32. Leggete il privilegio che il Nostro Predecessore Gregorio XIII ha concesso nel 1580 ai Frati dell’Ordine dei Predicatori della Provincia di Polonia, e che è stato inserito nel Bollario di quella Famiglia Religiosa (tomo 7, p. 192):

In alcune città, villaggi e luoghi della Provincia di Polonia la potenza e l’empietà degli eretici sono così grandi che opprimono impunemente i cattolici, e non è lecito ai cattolici ascoltare in sicurezza la Messa nelle Chiese, di cui c’è scarsità da codeste parti. Noi, favorevoli su questo punto alle Tue preghiere, acconsentiamo a Te, attualmente Superiore Provinciale della Provincia di Polonia dell’Ordine dei Frati Predicatori, di poter concedere ai sopraccitati Professori la licenza e la facoltà di avere Altari portatili con debita riverenza e onore, sopra i quali, nelle case dei Nobili e degli abitanti delle città, dei villaggi e dei luoghi della detta Provincia dove mancano Chiese e dove la potenza e l’empietà degli eretici è tale che usano impunemente la violenza, possano essi in luoghi adatti e decorosi celebrare le Messe, ma solo in caso di necessità, così da essere esenti da colpa: questo Noi concediamo con l’Autorità Apostolica a tenore della presente Lettera e per grazia speciale“.

33. Leggete anche il sopraccitato Decreto di Clemente X, che per vostra comodità trasmettiamo qui allegato, anche se sappiamo che quando fu steso, oltre a essere pubblicato a Roma, fu inviato agli Ordinari tanto dentro quanto fuori dell’Italia. Da questo Decreto, che se non ci fosse Noi stessi guarderemmo con sospetto ciò che dovremmo sostenere con le nostre ragioni e considerazioni (e sarebbe semplice farlo, per Noi, che abbiamo dappertutto a disposizione le sentenze dei più ragguardevoli Autori tra gli esperti del Diritto) da questo Decreto – dunque – potrete conoscere chiaramente se i privilegi dell’Altare portatile concessi ai Regolari sussistono ancora o no, e se il Concilio di Trento vi ha derogato. Saprete se è permesso ai Regolari celebrare la Messa in qualunque Oratorio privato quando è già stata celebrata una Messa, e per una seconda Messa non c’è un particolare indulto. Saprete se nei predetti Oratori privati è lecito celebrare la Messa prima dell’aurora o nel pomeriggio, e se la possono celebrare nei giorni che sono esclusi nell’Indulto. Saprete infine se, nonostante l’esenzione, avete il potere di procedere contro i trasgressori. Benché non ce ne sia affatto bisogno, Noi ora confermiamo il Decreto e affidiamo alle vostre Fraternità il compito di vigilare sulla sua retta osservanza, non essendo degno di lode il ricorso alla Sede Apostolica per esporre gli inconvenienti se prima non si sono presi quei rimedi che dalla stessa Sede Apostolica sono stati dati contro tali inconvenienti.

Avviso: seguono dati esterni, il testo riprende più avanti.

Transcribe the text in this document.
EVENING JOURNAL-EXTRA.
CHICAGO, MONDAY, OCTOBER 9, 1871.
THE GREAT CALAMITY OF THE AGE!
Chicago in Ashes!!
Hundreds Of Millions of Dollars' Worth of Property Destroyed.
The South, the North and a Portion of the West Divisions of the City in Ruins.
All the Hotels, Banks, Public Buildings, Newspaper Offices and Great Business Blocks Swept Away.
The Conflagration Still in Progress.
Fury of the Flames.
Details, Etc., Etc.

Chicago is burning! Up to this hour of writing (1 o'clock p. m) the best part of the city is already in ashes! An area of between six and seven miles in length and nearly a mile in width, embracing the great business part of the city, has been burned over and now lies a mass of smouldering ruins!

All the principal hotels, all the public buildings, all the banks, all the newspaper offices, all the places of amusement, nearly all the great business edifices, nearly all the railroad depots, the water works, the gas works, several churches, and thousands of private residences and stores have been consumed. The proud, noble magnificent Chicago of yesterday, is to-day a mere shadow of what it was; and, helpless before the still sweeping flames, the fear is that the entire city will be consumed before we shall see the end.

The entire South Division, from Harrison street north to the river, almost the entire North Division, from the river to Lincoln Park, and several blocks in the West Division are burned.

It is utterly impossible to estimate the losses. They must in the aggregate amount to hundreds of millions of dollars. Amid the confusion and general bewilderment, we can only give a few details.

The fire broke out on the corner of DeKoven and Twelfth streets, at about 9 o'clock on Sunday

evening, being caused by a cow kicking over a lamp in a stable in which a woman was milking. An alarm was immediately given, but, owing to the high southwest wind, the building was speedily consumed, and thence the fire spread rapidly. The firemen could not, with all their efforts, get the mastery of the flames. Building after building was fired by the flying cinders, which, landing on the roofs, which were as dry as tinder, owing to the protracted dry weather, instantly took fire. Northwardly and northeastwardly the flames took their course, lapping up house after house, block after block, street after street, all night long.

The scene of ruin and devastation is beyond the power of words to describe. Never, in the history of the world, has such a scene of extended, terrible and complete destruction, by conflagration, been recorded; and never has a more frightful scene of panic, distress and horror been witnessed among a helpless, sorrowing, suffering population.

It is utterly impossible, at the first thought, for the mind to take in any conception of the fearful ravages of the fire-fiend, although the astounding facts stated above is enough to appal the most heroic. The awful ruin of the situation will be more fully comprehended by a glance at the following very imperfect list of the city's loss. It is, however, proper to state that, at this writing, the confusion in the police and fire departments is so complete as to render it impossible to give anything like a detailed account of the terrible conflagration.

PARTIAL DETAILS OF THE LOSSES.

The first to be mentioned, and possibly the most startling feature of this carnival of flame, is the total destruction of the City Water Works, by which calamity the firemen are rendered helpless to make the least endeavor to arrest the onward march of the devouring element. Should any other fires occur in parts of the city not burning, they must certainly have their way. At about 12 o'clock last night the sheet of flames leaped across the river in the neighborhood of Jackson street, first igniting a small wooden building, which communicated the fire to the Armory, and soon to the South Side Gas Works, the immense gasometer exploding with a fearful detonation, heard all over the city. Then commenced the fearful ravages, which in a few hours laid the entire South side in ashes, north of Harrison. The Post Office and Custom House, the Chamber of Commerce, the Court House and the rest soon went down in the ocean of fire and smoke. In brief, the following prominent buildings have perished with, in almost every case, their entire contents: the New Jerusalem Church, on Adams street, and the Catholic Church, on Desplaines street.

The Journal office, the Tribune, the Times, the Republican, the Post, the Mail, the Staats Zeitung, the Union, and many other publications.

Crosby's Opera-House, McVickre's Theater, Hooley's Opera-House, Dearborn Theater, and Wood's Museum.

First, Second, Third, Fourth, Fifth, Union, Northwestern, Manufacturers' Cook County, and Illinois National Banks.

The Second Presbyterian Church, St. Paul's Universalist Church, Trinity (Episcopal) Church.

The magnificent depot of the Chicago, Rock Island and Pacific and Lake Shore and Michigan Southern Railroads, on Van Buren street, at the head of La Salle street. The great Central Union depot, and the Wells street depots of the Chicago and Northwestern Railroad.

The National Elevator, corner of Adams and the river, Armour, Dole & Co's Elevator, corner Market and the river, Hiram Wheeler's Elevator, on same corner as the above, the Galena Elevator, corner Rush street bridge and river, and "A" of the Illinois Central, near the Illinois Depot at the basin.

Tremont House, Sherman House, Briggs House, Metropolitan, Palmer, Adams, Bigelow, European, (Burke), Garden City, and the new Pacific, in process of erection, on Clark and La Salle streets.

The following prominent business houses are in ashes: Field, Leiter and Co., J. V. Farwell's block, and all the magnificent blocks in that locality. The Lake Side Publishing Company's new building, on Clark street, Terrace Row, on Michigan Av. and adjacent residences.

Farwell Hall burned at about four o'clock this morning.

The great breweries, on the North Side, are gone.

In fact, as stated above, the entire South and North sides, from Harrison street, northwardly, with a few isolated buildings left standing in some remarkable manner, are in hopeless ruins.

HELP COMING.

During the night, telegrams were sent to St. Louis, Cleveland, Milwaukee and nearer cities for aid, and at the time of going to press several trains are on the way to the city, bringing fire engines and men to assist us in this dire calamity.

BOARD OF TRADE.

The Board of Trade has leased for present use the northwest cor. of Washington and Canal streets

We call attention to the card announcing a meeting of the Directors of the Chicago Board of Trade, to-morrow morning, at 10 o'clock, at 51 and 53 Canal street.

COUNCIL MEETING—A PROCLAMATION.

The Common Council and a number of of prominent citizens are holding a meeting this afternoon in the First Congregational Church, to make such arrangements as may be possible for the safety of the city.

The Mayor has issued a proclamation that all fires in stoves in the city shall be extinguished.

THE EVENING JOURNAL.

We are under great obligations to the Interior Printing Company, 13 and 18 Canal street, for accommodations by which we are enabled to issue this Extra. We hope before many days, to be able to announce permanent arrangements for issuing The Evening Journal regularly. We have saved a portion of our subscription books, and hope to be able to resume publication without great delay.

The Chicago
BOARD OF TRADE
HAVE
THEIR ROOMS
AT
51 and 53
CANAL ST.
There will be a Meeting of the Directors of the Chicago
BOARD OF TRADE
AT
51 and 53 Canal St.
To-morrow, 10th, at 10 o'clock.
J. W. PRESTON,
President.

34. Nel ricorso a Noi inoltrato, si fa anche menzione di un altro inconveniente che, cioè, i Regolari esorcizzano senza licenza. Ma non si dice se da Voi o nei vostri Sinodi o nei vostri Editti è stato stabilito che nessun Sacerdote, né Secolare né Regolare, osi esorcizzare sia nella propria Chiesa sia in quella di altri, sia dentro che fuori del convento, se prima non sia stato da Voi approvato e senza aver prima ottenuto da Voi la licenza. Questo è quello che deve avere il sopravvento e che dai Vescovi deve essere garantito, come si può vedere presso Clericato (De Sacramento Ordinis, decis. 19, n. 42), dove cita i Sinodi Episcopali. – Se nondimeno, dopo che Voi avrete preso opportuni provvedimenti, per quanto dipende da Voi, su questa materia e su quella degli Oratori privati, i vostri ordini saranno violati e neglette le pene da Voi imposte e inflitte, senza dubbio Noi non mancheremo al nostro ufficio, deponendo a vostro favore tutta la Nostra autorità. Perché quello che più ci preme è che i diritti dei Vescovi, che sono nostri Fratelli, siano tutelati. Intanto alle Vostre Fraternità e ai Popoli affidati alle Vostre cure con grande affetto impartiamo la Benedizione Apostolica.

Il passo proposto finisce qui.